Beteiligungsprozesse nützen nichts, wenn sie nicht heterogen besetzt sind und nur einen kleinen Teil der Bevölkerung widerspiegeln.


Jan-Hendrik Kamlage

Mit welchen Herausforderungen sehen sich solche Projekte konfrontiert?
Inklusion ist ein ganz entscheidendes Thema. Was nützen uns Beteiligungsprozesse, wenn sie nicht heterogen besetzt sind und nur einen kleinen Teil der Bevölkerung widerspiegeln, der eh schon ressourcenstark ist und seine Interessen gut artikulieren kann. Dann werden Beteiligungsprozesse nur ein Verstärker für Ungleichheit. Wir haben uns deshalb Gedanken darüber gemacht, wie wir möglichst vielfältige Menschen erreichen können. So nutzen wir beispielsweise eine stark ästhetisierte Art der Kommunikation und eine Zufallsauswahl. Aber auch die direkte Ansprache war das Ziel, beispielsweise durch aufsuchende Formate wie etwa ein „Markt der Möglichkeiten“. Durch Corona mussten wir aber leider auf den digitalen Raum ausweichen, wo eine Zufallsauswahl der Beteiligten geholfen hat, die Inklusion zu verbessern.

Was sind die „Lessons Learned“ aus Ihrem Projekt?
Da gibt es sehr vielfältige Lessons Learned.
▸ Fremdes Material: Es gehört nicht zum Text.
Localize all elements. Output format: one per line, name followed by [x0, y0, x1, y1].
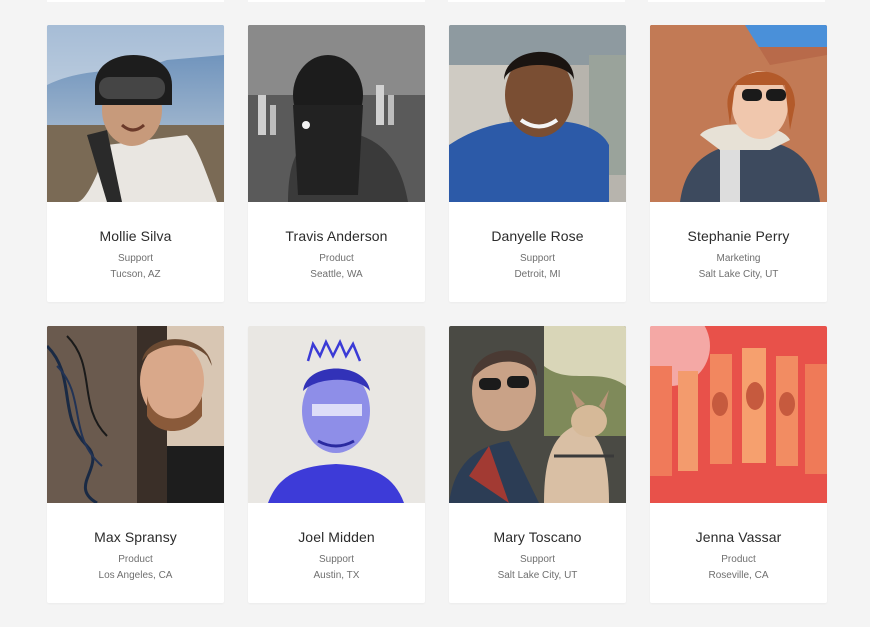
member-location: Los Angeles, CA: [98, 570, 173, 581]
member-role: Product: [721, 554, 756, 565]
member-name: Mollie Silva: [99, 228, 172, 244]
team-member-card[interactable]: Max Spransy Product Los Angeles, CA: [47, 326, 224, 603]
member-photo: [650, 326, 827, 503]
team-grid: Mollie Silva Support Tucson, AZ Travis A…: [47, 25, 827, 603]
member-info: Stephanie Perry Marketing Salt Lake City…: [650, 202, 827, 302]
member-photo: [248, 326, 425, 503]
member-name: Travis Anderson: [285, 228, 388, 244]
member-name: Stephanie Perry: [687, 228, 790, 244]
member-role: Support: [318, 554, 355, 565]
member-photo: [449, 326, 626, 503]
team-member-card[interactable]: Joel Midden Support Austin, TX: [248, 326, 425, 603]
member-info: Mollie Silva Support Tucson, AZ: [47, 202, 224, 302]
member-location: Roseville, CA: [708, 570, 769, 581]
team-member-card[interactable]: Jenna Vassar Product Roseville, CA: [650, 326, 827, 603]
member-info: Travis Anderson Product Seattle, WA: [248, 202, 425, 302]
member-name: Joel Midden: [298, 529, 375, 545]
member-photo: [47, 25, 224, 202]
member-photo: [47, 326, 224, 503]
card-edge: [248, 0, 425, 2]
member-photo: [650, 25, 827, 202]
member-info: Joel Midden Support Austin, TX: [248, 503, 425, 603]
member-role: Support: [519, 554, 556, 565]
member-location: Austin, TX: [313, 570, 360, 581]
member-photo: [449, 25, 626, 202]
team-member-card[interactable]: Mollie Silva Support Tucson, AZ: [47, 25, 224, 302]
member-location: Salt Lake City, UT: [497, 570, 578, 581]
member-photo: [248, 25, 425, 202]
card-edge: [648, 0, 825, 2]
card-edge: [47, 0, 224, 2]
team-member-card[interactable]: Mary Toscano Support Salt Lake City, UT: [449, 326, 626, 603]
member-role: Marketing: [716, 253, 761, 264]
member-location: Tucson, AZ: [110, 269, 161, 280]
member-info: Max Spransy Product Los Angeles, CA: [47, 503, 224, 603]
member-role: Support: [519, 253, 556, 264]
member-location: Detroit, MI: [514, 269, 561, 280]
member-name: Max Spransy: [94, 529, 177, 545]
card-edge: [448, 0, 625, 2]
member-role: Product: [118, 554, 153, 565]
member-info: Danyelle Rose Support Detroit, MI: [449, 202, 626, 302]
team-member-card[interactable]: Travis Anderson Product Seattle, WA: [248, 25, 425, 302]
team-member-card[interactable]: Stephanie Perry Marketing Salt Lake City…: [650, 25, 827, 302]
member-name: Mary Toscano: [493, 529, 582, 545]
team-page: Mollie Silva Support Tucson, AZ Travis A…: [0, 0, 870, 627]
member-role: Product: [319, 253, 354, 264]
member-name: Jenna Vassar: [695, 529, 782, 545]
member-name: Danyelle Rose: [491, 228, 584, 244]
member-role: Support: [117, 253, 154, 264]
member-location: Salt Lake City, UT: [698, 269, 779, 280]
member-info: Jenna Vassar Product Roseville, CA: [650, 503, 827, 603]
team-member-card[interactable]: Danyelle Rose Support Detroit, MI: [449, 25, 626, 302]
member-location: Seattle, WA: [310, 269, 363, 280]
member-info: Mary Toscano Support Salt Lake City, UT: [449, 503, 626, 603]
Um nur ein Beispiel zu nennen: Die Zusammenarbeit mit Kommunen und die Förderung einer Kultur der Transformation stellt eine besondere Herausforderung dar. Eine Voraussetzung für Transformationsgeschehen ist eine Verwaltung, die die Beteiligungsprozesse als Chance versteht, etwas zu bewegen, die offen ist für den Input von außen, und die sich in einer moderierenden Rolle sieht und Entscheidungsräume abgeben kann, um die Ergebnisse dann offen zu betrachten und umzusetzen. Diese Schnittstelle zwischen Beteiligungsprozessen und der späteren Praxis muss ganz klar herausgearbeitet und bespielt werden.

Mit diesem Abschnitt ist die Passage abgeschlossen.